Thursday, January 26, 2012

Life

i would like to wish an endless happiness for my dear friend who just got married on 7 January 2012... welcome aboard *smile*... you'll find that marriage life is not as easy as you imagine... but... eventually you'll always smile and happy despite of small little things that might upset you.. because that is marriage life... the choice is yours.. you could be happily married or you could be married in grief...

life is always a choice.. once my princess asked.."mama, apa cita-cita mama dulu?".. and i said, when i was in kindergarten i wanna be a singer coz i thought i had a beautiful voice... when i was in primary school i wanna be a teacher because my father was a teacher... then in secondary school i wanna be a lecturer because i thought i love to share my knowledge especially in math... finally after school i chose to be an accountant.. unfortunately the scholar team thought that my english was not good enough for me to go to the UK.. thus.. i ended up finishing my education in electrical engineering.. i studied because i had to study.. i enjoyed my adolescence and adulthood to the max.. though there was not much excellence gained.. i was content... and happy...

once graduated.. i just dunno what to do with my life.. seriously.. i didnt have anything in my mind back then.. i just applied any job vacancies in the papers.. finally i worked with a consultant company as an electrical engineer (recommended by my sis...) for about 8 months or so... the economics crisis aroused and i was laid off.. being jobless for almost a year.. i joined a factory doing sub-con for bigger electronics company as a production engineer... 3 months was too much for me... i lived a lifeless 3 months for working.. working.. and working.. 8 a.m - 9 p.m daily with no weekends at all... the best thing that i should be thankful of was.. i lost my weight.. extremely!! then i got an offer to be a government servant.. and i took it.. i am still with the same company eventhough we were corporatized from the government.. and... i think this will be my last job.. i am satisfied with my current job.. and i think i'll be here till i retire.. :)

i guess.. i'm a simple person... i didnt ask too much in life... i am blissful.. with my king.. my princesses and prince.. my entire family... my job.. my frens.. i wont ask more... some people think that life and living is about money.. not to me... i dont care if i only have a cent in my purse.. i will live with that... though we need money to survive but money couldnt buy happiness.. i believe in that...

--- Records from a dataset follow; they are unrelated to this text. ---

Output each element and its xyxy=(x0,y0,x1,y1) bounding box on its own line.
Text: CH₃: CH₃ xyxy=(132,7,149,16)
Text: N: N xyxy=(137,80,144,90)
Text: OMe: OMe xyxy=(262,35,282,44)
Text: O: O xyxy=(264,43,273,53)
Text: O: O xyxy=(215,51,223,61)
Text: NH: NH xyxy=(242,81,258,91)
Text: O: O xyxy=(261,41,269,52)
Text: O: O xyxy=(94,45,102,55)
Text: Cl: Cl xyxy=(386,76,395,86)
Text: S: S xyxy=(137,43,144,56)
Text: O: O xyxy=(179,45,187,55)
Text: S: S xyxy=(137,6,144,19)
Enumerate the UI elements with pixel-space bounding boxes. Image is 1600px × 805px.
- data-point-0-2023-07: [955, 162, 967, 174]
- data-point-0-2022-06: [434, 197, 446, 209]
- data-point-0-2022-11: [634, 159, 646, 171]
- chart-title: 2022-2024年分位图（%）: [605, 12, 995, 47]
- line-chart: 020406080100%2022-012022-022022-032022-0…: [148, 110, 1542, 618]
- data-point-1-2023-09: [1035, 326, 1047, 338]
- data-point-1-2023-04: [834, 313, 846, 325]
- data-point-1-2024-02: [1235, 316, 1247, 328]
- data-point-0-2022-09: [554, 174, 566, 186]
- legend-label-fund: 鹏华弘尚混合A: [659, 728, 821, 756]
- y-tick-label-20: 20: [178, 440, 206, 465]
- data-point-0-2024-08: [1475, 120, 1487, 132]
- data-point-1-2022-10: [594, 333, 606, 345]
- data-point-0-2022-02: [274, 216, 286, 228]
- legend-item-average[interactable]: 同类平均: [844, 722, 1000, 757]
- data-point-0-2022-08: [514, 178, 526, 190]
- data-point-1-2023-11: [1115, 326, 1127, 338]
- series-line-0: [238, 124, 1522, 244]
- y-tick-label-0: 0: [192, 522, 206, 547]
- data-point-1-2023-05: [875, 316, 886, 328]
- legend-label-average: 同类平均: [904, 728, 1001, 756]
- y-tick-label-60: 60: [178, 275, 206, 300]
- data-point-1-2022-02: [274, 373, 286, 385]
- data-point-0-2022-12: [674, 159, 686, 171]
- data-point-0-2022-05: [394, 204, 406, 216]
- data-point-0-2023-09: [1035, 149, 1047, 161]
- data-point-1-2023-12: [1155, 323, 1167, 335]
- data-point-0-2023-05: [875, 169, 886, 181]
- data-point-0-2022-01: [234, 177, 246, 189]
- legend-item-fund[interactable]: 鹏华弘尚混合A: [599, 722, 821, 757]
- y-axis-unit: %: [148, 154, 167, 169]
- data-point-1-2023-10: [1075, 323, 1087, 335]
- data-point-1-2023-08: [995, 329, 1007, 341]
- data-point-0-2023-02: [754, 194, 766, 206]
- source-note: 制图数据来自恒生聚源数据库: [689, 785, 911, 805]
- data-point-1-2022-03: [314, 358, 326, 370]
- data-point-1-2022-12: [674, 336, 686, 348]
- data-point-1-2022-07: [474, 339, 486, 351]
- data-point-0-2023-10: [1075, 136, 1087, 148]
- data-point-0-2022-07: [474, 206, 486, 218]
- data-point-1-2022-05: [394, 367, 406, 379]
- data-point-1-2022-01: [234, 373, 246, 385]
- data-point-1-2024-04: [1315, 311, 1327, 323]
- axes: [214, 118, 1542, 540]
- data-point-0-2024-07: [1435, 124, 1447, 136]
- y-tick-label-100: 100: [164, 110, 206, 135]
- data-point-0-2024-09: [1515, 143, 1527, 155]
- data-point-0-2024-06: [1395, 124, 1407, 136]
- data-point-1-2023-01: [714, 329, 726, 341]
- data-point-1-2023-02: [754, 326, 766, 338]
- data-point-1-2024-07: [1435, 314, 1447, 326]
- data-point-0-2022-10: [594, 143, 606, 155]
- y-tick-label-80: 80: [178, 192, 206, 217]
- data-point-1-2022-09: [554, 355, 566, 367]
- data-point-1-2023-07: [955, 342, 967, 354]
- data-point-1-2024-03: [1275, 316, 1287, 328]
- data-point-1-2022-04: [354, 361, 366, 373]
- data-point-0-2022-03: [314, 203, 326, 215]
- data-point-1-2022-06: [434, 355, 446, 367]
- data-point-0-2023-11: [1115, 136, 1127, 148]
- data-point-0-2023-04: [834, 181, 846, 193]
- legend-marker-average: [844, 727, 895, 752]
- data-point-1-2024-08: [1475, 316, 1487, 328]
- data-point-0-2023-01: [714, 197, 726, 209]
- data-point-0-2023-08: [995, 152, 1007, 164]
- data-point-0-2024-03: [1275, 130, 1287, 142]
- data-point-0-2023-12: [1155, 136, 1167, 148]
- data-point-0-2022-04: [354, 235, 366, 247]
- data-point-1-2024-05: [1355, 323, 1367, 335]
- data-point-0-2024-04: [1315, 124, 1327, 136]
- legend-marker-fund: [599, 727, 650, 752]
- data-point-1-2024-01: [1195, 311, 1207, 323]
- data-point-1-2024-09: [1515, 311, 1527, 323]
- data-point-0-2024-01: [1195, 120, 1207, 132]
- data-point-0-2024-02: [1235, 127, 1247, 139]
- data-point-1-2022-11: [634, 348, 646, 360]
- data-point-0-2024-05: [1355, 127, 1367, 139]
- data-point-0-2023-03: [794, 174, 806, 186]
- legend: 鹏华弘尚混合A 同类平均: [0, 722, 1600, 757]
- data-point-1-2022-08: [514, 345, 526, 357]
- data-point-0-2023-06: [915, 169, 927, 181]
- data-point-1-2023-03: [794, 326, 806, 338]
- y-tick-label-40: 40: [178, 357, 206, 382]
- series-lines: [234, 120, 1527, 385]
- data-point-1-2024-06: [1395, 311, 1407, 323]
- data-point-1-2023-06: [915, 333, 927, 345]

recently.. i read a status of a friend in FB who said that.. "kalau kuat iman, berFB ke.. bertwitter ke.. tak akan bercerai berai".. yes.. it is partly true.. but some people just do not aware how bad this social web influence our daily life... there are stats concerning divorce and cracks in marriage... some people are too eager in posting their status to let the world knows what is happening in their daily life... forgetting the fact that there are hearts and souls they have to care... personally.. i think FB is a medium for me to keep in touch with my old buddies.. sometimes we just forgetting that technology kills our life value... technology stops people from talking face to face... technology slowly turns human to loose their humanity... is that a life??